Nicholas took off, Mike right behind him. He slowed when he reached the final curve that turned into the street, gestured for her to hold up. He took three more steps, saw the garage barrier. It was closed tight, but the door to the street beside it was wide open.

He heard footsteps and people shouting. He charged through the open door to see light bars flashing, an echo of the cacophony of noises in his ears. An NYPD cruiser skidded to a stop at the curb, two officers bolted from the car, guns drawn. “Stop! NYPD!”

Mike screamed, “Federal agent! Federal agent, don’t shoot!” She held her Glock in one hand and her creds high in the other.

Nicholas saw a flash of black to his right. He ignored the shouts from the cops and edged carefully toward the alley. Mike ran into the alley behind him, shouting over her shoulder, “We need backup!”

The kicker was trapped at the back of the alley, a high fence behind him. He glanced over his shoulder and Nicholas saw a rim of jaw-length white hair under his mask. Of all things, the kicker smiled, then leapt onto the chain link and began climbing, fast and fluid as a monkey. Nicholas’s Glock was empty. He knew he couldn’t climb the fence, his shoulder was hurting so badly he could barely raise his arm. He could only watch the man pull himself up and over the fence, down the other side, and listen to his light footfalls disappear into the black night.

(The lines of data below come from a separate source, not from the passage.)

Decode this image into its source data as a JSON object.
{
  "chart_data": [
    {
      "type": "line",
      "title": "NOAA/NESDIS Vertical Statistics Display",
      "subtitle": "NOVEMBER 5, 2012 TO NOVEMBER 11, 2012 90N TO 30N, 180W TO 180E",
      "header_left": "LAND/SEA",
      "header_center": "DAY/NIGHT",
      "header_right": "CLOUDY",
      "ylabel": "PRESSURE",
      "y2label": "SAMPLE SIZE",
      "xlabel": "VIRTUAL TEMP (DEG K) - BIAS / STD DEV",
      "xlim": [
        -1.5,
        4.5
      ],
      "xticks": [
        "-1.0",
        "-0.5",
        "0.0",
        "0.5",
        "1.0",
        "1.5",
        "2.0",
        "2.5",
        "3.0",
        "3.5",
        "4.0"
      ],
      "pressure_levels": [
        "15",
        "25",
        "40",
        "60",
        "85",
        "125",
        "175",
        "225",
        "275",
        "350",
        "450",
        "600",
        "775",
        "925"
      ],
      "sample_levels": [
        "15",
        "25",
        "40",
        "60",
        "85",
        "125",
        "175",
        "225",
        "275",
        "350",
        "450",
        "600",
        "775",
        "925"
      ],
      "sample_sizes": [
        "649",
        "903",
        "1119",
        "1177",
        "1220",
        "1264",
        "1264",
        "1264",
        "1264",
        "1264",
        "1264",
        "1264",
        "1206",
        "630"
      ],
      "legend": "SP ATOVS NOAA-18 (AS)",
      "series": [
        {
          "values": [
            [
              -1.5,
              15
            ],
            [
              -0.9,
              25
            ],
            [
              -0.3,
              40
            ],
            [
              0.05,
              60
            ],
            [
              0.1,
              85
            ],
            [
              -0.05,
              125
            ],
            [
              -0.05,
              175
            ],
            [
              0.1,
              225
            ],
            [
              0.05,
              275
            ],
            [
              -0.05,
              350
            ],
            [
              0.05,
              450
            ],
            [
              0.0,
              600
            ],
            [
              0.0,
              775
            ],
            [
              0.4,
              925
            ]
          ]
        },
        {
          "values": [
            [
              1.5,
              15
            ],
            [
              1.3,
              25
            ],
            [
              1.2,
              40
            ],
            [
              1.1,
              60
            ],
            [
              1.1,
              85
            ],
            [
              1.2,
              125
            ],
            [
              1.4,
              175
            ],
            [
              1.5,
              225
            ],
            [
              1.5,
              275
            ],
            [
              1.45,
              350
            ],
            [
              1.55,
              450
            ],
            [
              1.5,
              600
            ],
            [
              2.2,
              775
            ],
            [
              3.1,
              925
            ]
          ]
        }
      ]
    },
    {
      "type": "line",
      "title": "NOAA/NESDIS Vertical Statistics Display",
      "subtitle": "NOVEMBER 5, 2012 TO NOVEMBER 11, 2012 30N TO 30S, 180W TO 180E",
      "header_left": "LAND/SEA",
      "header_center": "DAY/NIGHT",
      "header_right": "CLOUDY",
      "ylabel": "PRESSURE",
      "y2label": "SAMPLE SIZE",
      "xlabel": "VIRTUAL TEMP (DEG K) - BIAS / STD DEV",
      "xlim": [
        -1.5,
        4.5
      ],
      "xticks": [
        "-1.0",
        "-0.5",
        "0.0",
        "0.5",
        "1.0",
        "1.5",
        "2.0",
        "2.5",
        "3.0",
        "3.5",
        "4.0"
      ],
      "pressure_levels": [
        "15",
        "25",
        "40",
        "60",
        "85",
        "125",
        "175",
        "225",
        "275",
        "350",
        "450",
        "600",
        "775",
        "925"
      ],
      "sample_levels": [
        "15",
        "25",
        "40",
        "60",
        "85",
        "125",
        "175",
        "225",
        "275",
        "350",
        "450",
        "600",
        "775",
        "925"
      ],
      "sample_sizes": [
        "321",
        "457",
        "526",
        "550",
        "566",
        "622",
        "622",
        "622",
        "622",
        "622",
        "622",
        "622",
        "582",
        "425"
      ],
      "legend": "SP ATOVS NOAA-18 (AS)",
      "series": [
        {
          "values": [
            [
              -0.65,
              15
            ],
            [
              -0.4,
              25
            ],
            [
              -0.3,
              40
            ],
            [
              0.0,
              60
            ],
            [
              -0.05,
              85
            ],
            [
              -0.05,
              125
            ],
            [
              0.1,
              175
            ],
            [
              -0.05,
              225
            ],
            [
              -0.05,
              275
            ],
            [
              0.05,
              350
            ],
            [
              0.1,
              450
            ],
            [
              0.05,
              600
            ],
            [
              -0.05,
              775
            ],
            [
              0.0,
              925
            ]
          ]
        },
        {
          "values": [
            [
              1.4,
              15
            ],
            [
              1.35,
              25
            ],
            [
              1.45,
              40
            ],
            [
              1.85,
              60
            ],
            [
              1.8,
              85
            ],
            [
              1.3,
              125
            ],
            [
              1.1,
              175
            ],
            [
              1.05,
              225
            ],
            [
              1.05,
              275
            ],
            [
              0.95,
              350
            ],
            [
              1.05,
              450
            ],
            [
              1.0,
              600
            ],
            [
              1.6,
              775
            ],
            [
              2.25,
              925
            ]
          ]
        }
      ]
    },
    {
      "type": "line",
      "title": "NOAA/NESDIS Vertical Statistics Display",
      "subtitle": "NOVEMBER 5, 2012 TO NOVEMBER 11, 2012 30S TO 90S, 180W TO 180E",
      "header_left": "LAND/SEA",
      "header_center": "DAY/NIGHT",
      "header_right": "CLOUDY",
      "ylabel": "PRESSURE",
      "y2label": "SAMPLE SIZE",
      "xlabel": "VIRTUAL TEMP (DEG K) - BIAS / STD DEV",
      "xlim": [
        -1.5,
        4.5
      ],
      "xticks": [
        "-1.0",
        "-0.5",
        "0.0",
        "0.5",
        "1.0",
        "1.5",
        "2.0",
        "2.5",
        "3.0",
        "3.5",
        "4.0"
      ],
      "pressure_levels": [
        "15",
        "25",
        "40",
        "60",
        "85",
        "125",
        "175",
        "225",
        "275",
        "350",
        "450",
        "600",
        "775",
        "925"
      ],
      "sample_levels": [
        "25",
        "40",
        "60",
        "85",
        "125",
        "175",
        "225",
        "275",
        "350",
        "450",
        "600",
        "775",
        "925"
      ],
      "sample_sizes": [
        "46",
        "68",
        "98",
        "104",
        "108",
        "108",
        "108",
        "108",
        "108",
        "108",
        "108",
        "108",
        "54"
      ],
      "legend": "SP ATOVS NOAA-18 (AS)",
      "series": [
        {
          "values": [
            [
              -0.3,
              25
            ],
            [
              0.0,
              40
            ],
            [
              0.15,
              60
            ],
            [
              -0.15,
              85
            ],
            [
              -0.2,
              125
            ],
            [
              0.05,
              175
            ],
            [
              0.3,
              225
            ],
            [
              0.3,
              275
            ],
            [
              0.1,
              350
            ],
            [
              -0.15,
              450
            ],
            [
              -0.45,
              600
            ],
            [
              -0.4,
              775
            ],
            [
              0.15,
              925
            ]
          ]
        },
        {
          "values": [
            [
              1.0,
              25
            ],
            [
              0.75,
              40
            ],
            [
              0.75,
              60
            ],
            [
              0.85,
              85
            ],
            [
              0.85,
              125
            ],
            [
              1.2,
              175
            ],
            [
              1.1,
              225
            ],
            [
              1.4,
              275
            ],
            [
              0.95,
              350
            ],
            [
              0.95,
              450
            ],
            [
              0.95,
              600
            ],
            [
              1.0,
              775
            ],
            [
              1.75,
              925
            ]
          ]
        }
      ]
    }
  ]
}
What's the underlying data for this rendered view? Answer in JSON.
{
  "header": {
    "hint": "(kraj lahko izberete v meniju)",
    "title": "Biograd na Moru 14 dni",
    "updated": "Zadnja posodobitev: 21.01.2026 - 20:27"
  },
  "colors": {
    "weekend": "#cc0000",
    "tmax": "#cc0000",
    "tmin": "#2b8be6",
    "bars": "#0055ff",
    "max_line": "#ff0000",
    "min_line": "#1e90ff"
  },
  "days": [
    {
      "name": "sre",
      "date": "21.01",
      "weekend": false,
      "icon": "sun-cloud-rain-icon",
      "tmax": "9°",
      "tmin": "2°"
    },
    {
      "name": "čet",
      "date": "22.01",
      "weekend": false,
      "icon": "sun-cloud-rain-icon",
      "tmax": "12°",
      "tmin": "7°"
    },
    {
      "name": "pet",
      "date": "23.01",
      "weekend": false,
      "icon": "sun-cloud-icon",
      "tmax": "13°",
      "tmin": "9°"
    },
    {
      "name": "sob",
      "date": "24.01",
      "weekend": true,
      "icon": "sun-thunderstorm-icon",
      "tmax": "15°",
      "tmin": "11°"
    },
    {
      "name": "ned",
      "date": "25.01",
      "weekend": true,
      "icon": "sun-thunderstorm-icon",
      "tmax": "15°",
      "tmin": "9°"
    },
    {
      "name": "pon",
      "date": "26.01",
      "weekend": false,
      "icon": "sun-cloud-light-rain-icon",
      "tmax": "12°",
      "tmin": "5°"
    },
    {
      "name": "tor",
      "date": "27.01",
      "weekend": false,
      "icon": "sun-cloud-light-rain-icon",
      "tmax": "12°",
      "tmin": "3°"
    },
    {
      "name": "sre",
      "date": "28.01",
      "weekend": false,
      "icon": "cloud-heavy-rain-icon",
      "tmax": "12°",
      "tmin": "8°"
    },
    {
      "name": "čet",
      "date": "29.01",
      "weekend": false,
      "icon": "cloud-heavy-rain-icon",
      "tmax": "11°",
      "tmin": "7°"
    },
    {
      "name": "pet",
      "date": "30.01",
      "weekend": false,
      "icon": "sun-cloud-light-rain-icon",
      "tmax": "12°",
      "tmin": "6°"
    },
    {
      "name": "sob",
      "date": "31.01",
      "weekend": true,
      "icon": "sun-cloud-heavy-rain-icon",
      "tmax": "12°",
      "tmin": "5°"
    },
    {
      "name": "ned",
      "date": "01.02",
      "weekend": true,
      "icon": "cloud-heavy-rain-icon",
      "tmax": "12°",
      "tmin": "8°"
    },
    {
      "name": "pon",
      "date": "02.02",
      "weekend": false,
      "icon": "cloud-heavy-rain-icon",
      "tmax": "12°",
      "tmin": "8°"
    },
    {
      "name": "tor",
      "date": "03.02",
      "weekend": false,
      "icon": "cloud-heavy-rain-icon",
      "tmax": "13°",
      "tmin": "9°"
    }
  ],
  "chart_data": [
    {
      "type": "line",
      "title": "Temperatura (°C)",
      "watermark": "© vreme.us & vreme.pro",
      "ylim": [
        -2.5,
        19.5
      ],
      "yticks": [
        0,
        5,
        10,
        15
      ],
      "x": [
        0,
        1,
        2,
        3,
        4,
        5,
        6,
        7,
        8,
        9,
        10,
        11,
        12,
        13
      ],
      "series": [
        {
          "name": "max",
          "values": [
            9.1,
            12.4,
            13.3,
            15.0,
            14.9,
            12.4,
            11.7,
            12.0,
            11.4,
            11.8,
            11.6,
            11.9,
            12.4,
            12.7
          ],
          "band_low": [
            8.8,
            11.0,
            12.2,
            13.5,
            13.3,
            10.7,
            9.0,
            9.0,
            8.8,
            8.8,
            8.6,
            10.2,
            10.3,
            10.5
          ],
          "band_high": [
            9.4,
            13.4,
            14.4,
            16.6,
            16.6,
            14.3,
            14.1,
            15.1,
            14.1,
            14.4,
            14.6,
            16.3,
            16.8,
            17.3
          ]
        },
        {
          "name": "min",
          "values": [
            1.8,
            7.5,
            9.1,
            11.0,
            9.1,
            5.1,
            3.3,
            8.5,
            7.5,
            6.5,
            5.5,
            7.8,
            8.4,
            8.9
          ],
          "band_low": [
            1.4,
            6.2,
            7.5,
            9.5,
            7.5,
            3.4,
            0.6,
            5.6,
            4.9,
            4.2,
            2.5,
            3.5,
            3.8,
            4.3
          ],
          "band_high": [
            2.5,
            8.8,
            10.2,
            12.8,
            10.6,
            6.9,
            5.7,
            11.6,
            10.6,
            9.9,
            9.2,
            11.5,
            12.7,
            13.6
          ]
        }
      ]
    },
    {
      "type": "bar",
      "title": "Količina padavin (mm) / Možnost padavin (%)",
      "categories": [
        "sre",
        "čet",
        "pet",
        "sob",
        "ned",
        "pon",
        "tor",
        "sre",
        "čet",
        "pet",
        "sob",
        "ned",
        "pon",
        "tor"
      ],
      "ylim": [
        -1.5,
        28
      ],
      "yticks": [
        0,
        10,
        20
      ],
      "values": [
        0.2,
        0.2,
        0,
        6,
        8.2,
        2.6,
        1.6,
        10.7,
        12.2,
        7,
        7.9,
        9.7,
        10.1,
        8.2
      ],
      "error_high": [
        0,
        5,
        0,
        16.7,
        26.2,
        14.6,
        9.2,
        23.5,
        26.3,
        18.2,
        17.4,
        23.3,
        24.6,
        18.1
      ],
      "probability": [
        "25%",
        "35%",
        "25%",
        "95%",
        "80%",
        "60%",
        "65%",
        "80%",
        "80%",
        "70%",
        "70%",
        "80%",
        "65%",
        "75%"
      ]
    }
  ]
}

Mike fired until her gun was dry, but the kicker was gone.

She looked at him, then down at herself. She began to laugh. She choked out, “I don’t believe this, I really don’t.”

“Is your head all right? Believe what?”

“Open your coat and look at yourself. You’re still wearing your tux, what there is left of it.”

He said, “I doubt the dry cleaner is going to be able to fix this.”